Lorsque votre bébé pleure, il est naturel de chercher à comprendre ce qui pourrait le déranger et ce qu'il essaie de communiquer. Est-ce que sa couche est propre ? Est-il affamé ? Éprouve-t-il une douleur ? Identifier la cause des pleurs uniquement par leur son peut être difficile, mais les mimiques de bébé peuvent parfois donner des indices. Par exemple, s'il porte sa main à sa bouche, il est probablement affamé. Cependant, même après avoir répondu à ses besoins de base, votre bébé peut continuer à pleurer sans raison apparente ? Il n'est pas nécessaire pour les parents de s'inquiéter immédiatement, mais il est utile de suivre la règle de 3 :
- Les pleurs du soir durent-ils plus de 3 heures ?
- Le bébé a-t-il des épisodes de pleurs de décharge plus de 3 fois par semaine ?
- Ces crises de pleurs persistent-elles pendant plus de 3 semaines ?
Si les trois critères sont réunis ou si l'une de ces situations se confirme, il est recommandé de consulter un médecin.
Accepter ses propres limites
Accepter de se sentir démunie face aux pleurs de son bébé Les pleurs de décharge d’un tout-petit peuvent nous déstabiliser, notamment quand on est dans la fatigue des premiers mois du post-partum.
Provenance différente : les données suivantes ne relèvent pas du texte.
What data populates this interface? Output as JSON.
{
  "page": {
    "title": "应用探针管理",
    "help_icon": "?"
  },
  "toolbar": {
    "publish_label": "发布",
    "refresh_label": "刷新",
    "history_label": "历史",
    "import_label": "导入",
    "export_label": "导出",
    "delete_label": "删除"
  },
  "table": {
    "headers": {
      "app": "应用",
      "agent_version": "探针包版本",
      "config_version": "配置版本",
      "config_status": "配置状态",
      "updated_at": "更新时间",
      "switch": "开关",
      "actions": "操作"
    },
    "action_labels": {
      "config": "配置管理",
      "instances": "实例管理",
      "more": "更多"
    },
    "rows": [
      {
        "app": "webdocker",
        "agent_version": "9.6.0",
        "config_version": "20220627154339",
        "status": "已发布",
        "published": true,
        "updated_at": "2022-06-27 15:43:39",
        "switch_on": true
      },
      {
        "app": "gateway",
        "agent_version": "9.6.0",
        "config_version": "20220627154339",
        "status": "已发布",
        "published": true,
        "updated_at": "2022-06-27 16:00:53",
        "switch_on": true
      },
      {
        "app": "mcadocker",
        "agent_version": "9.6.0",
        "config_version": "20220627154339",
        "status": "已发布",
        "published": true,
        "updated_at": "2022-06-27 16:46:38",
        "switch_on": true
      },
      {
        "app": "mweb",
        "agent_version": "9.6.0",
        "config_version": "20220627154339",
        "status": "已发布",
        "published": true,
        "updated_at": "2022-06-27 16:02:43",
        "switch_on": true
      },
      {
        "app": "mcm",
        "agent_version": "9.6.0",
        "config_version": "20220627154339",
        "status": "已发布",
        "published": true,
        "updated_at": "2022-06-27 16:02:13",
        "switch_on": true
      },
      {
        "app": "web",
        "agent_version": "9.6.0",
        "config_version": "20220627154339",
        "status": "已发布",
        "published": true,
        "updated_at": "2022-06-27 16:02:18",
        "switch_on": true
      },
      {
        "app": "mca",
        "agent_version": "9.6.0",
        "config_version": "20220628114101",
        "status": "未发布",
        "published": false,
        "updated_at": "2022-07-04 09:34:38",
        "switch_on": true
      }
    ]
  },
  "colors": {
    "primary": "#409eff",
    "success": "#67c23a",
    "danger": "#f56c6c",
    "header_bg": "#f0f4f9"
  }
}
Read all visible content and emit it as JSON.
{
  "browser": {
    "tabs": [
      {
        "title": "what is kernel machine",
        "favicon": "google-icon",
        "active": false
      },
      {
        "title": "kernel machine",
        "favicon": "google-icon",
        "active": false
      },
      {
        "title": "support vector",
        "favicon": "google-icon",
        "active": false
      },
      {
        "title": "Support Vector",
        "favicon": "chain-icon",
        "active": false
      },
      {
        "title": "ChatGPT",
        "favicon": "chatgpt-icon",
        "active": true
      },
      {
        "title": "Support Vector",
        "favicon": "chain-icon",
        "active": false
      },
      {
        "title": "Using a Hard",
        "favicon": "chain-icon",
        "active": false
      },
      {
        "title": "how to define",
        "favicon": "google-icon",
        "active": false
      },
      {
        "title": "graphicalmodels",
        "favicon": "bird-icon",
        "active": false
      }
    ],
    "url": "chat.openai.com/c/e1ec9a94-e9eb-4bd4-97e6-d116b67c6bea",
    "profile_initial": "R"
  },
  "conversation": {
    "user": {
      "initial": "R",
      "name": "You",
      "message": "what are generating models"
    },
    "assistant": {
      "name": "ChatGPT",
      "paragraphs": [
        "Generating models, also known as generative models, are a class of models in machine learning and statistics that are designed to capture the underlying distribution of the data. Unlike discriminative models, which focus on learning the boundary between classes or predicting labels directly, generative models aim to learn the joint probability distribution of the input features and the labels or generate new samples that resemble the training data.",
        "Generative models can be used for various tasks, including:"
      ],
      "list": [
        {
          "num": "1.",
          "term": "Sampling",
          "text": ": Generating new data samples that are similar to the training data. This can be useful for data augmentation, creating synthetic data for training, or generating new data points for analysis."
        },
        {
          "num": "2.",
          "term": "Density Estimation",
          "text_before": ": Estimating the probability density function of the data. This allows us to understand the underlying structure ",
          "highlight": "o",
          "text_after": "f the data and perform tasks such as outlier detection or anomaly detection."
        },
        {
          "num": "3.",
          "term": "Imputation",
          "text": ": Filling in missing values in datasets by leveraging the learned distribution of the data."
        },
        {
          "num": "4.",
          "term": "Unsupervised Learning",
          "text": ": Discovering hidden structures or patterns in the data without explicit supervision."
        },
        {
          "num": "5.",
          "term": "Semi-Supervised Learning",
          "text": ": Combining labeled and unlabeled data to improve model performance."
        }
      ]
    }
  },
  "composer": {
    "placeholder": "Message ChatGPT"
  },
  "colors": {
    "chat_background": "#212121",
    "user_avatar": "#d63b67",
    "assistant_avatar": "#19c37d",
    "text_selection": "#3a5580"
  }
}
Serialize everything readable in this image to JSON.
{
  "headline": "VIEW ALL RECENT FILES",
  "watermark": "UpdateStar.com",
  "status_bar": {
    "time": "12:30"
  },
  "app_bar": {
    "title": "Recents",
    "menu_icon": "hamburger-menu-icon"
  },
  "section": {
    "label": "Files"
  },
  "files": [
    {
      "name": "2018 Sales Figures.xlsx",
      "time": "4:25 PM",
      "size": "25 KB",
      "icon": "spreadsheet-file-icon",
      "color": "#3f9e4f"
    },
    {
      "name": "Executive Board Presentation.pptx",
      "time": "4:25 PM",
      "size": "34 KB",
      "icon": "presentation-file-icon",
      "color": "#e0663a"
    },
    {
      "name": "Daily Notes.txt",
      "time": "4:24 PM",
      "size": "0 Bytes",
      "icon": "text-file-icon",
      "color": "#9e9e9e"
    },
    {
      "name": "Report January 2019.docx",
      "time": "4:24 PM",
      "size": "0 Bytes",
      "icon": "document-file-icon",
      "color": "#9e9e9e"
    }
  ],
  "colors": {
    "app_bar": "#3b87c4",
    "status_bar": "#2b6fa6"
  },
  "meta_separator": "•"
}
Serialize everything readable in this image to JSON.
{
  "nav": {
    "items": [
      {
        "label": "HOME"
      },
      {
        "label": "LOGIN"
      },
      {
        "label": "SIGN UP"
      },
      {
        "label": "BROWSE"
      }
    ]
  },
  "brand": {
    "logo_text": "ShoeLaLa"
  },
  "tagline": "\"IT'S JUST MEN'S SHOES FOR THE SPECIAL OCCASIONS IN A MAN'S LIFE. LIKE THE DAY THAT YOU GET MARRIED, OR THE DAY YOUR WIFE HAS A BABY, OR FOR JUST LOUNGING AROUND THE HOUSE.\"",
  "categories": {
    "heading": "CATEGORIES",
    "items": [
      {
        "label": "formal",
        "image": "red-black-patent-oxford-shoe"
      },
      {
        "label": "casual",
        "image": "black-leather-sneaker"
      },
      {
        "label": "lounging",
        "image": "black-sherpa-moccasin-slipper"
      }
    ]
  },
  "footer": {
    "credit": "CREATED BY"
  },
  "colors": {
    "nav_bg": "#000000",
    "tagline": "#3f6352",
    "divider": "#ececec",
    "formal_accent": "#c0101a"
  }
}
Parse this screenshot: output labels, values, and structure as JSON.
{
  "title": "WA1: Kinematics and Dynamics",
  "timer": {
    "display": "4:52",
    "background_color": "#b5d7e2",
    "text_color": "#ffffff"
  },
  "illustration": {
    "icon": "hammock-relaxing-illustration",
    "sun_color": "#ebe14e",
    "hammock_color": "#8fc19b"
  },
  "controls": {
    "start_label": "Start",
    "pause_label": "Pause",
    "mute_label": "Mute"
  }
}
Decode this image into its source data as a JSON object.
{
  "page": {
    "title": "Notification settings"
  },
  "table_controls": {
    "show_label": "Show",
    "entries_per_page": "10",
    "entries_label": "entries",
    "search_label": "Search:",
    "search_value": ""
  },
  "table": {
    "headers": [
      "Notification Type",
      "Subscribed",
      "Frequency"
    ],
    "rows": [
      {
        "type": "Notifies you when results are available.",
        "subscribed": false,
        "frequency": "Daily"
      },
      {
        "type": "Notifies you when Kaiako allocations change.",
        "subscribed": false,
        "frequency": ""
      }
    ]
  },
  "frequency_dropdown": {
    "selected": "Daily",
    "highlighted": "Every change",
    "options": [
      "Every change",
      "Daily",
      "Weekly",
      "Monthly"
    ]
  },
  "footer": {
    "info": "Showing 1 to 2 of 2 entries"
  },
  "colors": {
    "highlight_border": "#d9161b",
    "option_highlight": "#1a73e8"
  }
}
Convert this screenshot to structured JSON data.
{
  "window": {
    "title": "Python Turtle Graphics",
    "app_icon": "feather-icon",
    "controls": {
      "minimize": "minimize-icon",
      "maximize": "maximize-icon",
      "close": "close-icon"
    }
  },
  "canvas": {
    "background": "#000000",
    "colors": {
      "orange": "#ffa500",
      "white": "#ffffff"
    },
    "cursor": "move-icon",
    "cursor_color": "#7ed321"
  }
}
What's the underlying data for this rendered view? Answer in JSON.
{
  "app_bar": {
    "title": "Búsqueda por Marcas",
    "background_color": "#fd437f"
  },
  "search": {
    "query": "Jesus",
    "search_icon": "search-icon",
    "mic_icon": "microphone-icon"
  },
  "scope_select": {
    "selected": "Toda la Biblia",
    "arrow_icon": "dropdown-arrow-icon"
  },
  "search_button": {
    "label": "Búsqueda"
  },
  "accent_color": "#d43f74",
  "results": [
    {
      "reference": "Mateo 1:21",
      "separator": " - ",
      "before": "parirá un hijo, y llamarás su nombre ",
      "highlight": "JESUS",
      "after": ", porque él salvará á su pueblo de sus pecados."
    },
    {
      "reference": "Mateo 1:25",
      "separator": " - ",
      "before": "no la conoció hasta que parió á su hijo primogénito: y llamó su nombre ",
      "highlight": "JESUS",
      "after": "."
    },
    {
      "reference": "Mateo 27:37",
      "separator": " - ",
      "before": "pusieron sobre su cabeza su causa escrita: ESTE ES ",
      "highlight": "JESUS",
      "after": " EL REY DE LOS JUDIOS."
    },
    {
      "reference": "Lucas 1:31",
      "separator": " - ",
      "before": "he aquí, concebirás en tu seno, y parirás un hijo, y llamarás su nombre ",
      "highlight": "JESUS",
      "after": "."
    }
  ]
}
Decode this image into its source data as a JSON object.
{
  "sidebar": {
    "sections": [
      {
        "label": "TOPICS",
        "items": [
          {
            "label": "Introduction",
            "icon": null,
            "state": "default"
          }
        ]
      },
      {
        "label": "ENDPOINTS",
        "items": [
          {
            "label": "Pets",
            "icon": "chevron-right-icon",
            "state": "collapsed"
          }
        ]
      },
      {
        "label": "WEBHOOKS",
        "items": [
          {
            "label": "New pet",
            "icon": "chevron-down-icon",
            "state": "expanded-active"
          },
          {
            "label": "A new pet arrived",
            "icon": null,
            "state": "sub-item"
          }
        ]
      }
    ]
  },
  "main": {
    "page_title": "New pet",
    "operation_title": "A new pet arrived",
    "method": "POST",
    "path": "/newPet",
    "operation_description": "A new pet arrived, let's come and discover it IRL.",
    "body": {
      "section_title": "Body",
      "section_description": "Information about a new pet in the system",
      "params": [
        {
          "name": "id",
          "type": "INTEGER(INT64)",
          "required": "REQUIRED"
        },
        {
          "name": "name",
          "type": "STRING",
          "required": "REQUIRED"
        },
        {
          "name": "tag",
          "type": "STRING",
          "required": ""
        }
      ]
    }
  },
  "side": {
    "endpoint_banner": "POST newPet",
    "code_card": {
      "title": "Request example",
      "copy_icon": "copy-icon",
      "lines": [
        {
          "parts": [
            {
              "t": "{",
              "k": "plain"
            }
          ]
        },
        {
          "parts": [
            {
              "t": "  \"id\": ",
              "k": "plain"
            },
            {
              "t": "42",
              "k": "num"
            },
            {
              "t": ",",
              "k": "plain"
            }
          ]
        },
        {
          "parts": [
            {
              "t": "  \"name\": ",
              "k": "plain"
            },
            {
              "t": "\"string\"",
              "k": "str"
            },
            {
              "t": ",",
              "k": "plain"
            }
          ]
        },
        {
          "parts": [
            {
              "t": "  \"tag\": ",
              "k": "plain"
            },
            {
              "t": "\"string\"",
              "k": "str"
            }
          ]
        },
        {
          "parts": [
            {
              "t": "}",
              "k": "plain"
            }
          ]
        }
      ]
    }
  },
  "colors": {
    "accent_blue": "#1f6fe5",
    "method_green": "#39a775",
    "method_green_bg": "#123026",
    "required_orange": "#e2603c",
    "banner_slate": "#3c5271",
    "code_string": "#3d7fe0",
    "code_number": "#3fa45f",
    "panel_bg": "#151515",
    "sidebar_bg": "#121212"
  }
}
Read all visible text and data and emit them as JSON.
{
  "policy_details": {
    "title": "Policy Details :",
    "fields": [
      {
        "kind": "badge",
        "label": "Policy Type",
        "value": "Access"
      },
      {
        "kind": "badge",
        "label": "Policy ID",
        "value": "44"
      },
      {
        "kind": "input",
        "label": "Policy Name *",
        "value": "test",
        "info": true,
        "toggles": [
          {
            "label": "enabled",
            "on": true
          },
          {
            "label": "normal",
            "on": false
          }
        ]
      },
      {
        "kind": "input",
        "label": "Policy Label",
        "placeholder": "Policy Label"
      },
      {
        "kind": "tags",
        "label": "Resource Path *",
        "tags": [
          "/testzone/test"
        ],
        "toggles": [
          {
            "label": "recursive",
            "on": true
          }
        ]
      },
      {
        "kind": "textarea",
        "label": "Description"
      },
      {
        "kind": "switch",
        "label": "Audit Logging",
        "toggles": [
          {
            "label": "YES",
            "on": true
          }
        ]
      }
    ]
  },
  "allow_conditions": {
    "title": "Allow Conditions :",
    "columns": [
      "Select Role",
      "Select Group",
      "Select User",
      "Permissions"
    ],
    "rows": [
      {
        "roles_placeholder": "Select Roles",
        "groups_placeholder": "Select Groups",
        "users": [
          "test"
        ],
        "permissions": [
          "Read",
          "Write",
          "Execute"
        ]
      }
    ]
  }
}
Et tous les parents ne sont pas égaux devant les pleurs ! Pour certains, ils seront insupportables.
- Demander de l'aide : Par ailleurs, quand on est épuisé et que les pleurs deviennent difficiles, n’hésitez pas à dire à votre bébé “tu vois, j’ai tout essayé, tu as encore besoin de pleurer, je vais te poser en sécurité dans ton lit quelques minutes et je reviens. J’ai besoin de souffler pour mieux revenir m’occuper de toi !”. Vous êtes humaine, il est normal de se sentir dépassée par moments. Si votre conjoint ou quelqu’un de confiance peut prendre le relais, n'hésitez pas à demander de l’aide pour avoir le temps de vous reposer physiquement et psychologiquement.